Dear Prudence,
At my (37F) last job, there was a woman on my team who was close to my age and we got along well. We went out to happy hours with our team, would grab lunch with other co-workers occasionally, and generally had a nice office friendship. Toward the end of my time at that office, she clearly wanted us to develop more of an out-of-office friendship and would invite me to dinner or drinks, just the two of us. Unfortunately, I found that I didn’t really enjoy her company one-on-one. She found an opportunity to complain about every topic that came up. “Oh, you went to Mexico? God, did I tell you about the time I got so sick in Puerto Vallarta?” “You’ve started meditating? I can’t sit that long, have I told you my lumbar thing is acting up again?” “You’re doing a home improvement project? I wish I could do something like that but my husband won’t lift a finger to help.” I tried to be empathetic and give her the benefit of the doubt for a couple of months, but her knack of turning even the best news or most benign comment into a 20-minute venting session became exhausting and I always left our interactions feeling drained.
So when I got a new job last year, I started a slow fade. We were never close friends and only hung out a handful of times outside of work, so it felt appropriate to just let things fizzle. She would text, and I would say I’m really slammed, maybe we can try to meet up when things are less hectic.

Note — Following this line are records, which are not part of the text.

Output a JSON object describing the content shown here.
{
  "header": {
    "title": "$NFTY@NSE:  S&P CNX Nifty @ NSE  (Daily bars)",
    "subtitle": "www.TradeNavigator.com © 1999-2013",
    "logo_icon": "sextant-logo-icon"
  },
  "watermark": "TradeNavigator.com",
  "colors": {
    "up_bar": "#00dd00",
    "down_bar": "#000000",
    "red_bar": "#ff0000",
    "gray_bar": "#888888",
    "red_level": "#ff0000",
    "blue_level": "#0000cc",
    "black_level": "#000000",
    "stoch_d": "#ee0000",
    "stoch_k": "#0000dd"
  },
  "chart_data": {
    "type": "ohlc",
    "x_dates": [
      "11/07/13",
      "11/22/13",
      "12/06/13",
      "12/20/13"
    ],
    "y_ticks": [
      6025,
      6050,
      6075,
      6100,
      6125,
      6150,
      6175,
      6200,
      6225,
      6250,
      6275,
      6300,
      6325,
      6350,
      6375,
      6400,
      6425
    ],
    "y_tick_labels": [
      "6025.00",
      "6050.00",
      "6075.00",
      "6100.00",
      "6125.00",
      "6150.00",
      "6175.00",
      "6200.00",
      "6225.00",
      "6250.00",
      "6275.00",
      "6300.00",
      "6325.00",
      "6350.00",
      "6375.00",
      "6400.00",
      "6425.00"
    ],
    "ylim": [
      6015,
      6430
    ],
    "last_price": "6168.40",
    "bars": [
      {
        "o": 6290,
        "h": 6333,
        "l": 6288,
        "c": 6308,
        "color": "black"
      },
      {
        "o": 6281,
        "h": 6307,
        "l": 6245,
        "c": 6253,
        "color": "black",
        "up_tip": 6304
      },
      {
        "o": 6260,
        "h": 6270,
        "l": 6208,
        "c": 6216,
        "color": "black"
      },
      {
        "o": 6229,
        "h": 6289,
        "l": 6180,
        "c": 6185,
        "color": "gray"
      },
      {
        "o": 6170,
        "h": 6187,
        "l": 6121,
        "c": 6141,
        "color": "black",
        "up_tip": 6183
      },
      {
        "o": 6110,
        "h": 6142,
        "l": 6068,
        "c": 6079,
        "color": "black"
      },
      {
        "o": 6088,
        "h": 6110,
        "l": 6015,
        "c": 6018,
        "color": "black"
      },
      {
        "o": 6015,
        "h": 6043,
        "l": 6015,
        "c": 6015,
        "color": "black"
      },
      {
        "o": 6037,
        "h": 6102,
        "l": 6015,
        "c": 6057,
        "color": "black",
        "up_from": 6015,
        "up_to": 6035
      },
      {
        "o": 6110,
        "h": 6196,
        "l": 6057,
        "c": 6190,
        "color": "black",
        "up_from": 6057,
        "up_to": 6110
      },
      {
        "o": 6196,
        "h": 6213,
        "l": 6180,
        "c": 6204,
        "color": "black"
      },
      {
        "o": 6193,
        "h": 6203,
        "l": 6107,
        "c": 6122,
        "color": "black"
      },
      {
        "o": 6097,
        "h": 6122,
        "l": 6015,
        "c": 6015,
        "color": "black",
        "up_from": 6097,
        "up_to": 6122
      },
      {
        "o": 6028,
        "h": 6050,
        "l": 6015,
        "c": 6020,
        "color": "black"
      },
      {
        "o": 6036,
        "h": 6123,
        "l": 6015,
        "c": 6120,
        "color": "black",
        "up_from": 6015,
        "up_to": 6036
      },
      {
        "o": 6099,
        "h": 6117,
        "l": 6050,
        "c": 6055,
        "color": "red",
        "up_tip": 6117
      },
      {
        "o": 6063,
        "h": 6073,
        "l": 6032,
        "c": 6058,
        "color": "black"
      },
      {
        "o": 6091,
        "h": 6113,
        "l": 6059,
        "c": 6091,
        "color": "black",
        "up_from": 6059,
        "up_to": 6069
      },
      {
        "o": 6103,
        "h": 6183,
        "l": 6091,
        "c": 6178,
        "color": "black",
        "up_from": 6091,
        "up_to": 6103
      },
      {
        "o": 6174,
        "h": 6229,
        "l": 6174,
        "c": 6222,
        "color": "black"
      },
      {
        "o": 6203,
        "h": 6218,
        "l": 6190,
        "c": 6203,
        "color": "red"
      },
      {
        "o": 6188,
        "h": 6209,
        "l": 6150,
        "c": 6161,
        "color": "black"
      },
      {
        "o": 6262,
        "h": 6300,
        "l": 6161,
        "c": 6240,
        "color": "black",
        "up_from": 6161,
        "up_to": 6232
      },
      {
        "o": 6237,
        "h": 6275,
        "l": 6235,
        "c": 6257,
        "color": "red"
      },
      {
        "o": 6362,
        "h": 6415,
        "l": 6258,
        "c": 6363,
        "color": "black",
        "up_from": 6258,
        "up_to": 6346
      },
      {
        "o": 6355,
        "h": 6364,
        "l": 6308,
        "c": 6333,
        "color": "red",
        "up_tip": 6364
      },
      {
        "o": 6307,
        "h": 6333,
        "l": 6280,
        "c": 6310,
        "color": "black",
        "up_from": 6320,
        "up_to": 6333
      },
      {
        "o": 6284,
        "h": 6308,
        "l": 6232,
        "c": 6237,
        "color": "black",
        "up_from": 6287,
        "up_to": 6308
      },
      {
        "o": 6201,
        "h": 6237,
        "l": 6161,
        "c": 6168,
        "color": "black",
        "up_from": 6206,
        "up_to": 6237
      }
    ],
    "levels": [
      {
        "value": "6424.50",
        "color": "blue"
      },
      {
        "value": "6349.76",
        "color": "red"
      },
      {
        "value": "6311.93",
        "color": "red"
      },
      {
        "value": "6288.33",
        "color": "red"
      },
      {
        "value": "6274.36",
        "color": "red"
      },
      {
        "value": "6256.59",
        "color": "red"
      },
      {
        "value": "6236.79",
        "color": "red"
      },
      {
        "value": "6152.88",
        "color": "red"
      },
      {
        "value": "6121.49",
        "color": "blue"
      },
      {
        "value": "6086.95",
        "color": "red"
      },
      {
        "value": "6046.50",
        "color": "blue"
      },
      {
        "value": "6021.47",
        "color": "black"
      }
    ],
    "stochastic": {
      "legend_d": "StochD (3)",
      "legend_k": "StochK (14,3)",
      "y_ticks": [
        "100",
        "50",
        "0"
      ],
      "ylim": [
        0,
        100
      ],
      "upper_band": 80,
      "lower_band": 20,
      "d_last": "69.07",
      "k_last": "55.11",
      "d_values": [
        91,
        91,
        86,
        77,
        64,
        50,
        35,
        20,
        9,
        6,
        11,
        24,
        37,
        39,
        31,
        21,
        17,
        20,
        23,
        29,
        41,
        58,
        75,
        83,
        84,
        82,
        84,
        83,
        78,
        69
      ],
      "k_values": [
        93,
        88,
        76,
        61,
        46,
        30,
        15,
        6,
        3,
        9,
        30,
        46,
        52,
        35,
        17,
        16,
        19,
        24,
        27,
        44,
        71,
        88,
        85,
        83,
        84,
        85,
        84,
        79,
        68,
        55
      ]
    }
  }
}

After a couple of these interactions, she recently texted me, “Hey what gives, you don’t want to be friends anymore or something? Lol.” I didn’t know what to say. I tried to think of every version of, “You’re a nice person but I just don’t want to spend time with you” that I could, but everything seemed so harsh. Another issue is that she still works at my old company with many people who are friends and/or important professional connections of mine. She is actually an important professional connection too, and could easily be asked for her opinion of me by future clients, employers, etc.
I responded, “Haha, I know I wish I had more time for fun these days.” Not directly addressing her text, but not quite a lie. Then she responded, “So when can we get a drink? Even if it’s a month or two out, let’s just get it on the calendar!” I haven’t responded. What should I do? Is there any way to say I just don’t want to hang out with you anymore without it blowing up in my face? Should I see her once a quarter and just reframe it in my mind as a networking lunch?